Последние месяцы «вечного мира» в Европе. Московские «младосимволисты» и журнал «Труды и дни». Несчастья Михаила Кузмина. Отречение от символизма. Издательство «Цеха поэтов». Чествование Ахматовой и Михаила Зенкевича. Поездка в Италию. Слухи о гибели «Титаника». В Оспедалетти. Генуя, Пиза, Флоренция.

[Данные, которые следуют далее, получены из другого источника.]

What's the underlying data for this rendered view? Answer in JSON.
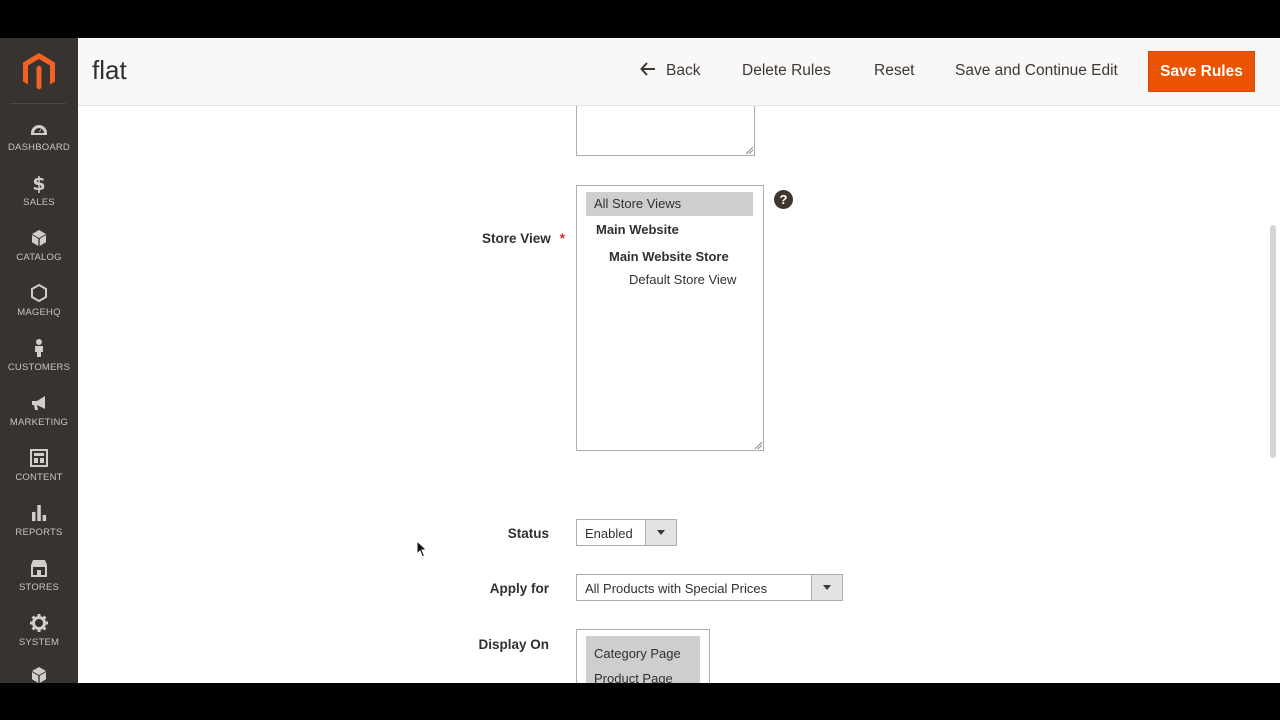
{
  "sidebar": {
    "items": [
      {
        "label": "DASHBOARD",
        "icon": "dashboard-icon"
      },
      {
        "label": "SALES",
        "icon": "dollar-icon"
      },
      {
        "label": "CATALOG",
        "icon": "cube-icon"
      },
      {
        "label": "MAGEHQ",
        "icon": "hexagon-icon"
      },
      {
        "label": "CUSTOMERS",
        "icon": "person-icon"
      },
      {
        "label": "MARKETING",
        "icon": "megaphone-icon"
      },
      {
        "label": "CONTENT",
        "icon": "layout-icon"
      },
      {
        "label": "REPORTS",
        "icon": "bar-chart-icon"
      },
      {
        "label": "STORES",
        "icon": "storefront-icon"
      },
      {
        "label": "SYSTEM",
        "icon": "gear-icon"
      }
    ]
  },
  "header": {
    "title": "flat",
    "back_label": "Back",
    "delete_label": "Delete Rules",
    "reset_label": "Reset",
    "save_continue_label": "Save and Continue Edit",
    "save_label": "Save Rules"
  },
  "form": {
    "store_view": {
      "label": "Store View",
      "required_mark": "*",
      "options": [
        "All Store Views",
        "Main Website",
        "Main Website Store",
        "Default Store View"
      ],
      "selected": "All Store Views",
      "help": "?"
    },
    "status": {
      "label": "Status",
      "value": "Enabled"
    },
    "apply_for": {
      "label": "Apply for",
      "value": "All Products with Special Prices"
    },
    "display_on": {
      "label": "Display On",
      "options": [
        "Category Page",
        "Product Page"
      ],
      "selected": [
        "Category Page",
        "Product Page"
      ]
    }
  },
  "colors": {
    "sidebar_bg": "#373330",
    "accent": "#eb5202",
    "logo": "#f26322",
    "selected_option": "#cecece"
  }
}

Високосный 1912 год стал последним, который Старый Свет, поделенный на «Тройственный союз» Германии, Австро-Венгрии и Италии и «Тройственное согласие» («Антанту»[202]) Великобритании, Франции и России, встречал незыблемым миром, установившимся в общем «европейском концерте» великих и малых держав четверть века назад. Предоставив государственным лидерам и их министерским кабинетам вести словесные баталии на всевозможных политических конференциях, умудренная и осторожная Европа слышала в последний раз боевую канонаду лишь в былинных 1870-х. С той поры военное кровопролитие превратилось в удел экспедиционных войск, которым противостояли далекие заморские племена. Европейские же народы состязались друг с другом на промышленных выставках, финансовых биржах, спортивных аренах и особенно – в рекордных свершениях человеческого гения, покоряющего природные стихии. Вот и теперь новогодний канун ознаменовался потрясающей гонкой, разыгравшейся в Антарктике, где две конкурирующие экспедиции – норвежца Руала Амудсена и англичанина Роберта Скотта – одновременно устремились к неоткрытому доселе Южному Полюсу. Кроме того, газеты и журналы трубили о новом рукотворном чуде инженеров и рабочих компании «Харланд & Вольф», создавших на верфях ирландского Белфаста величайший пассажирский корабль в истории мореплаванья. Монстра водоизмещением 52 310 тонн нарекли «Титаником», и весной он должен был появиться на уже открытом под маркой англо-американского синдиката «Белая Звезда» трансатлантическом «маршруте миллионеров»[203]. Внутренняя отделка и условия для путешественников на сказочном лайнере затмевали все представления о роскоши и комфорте, а главное, по словам конструкторов и капитана, – он был непотопляемым. На последнее особенно налегали газетчики, превратившие «Титаник» в символ торжества европейского прогресса. Это было рискованным сравнением. Катастрофы настигали Европу, и война стояла у дверей. В минувшем 1911 году Германия едва не сцепилась с Францией из-за колоний в Северной Африке[204], а Италия уже вовсю воевала там с Османской Империей за земли Триполитании[205]. Но и теперь благоденственный мир, установившийся в Старом Свете, представлялся большинству благодушных европейских обывателей – «вечным»!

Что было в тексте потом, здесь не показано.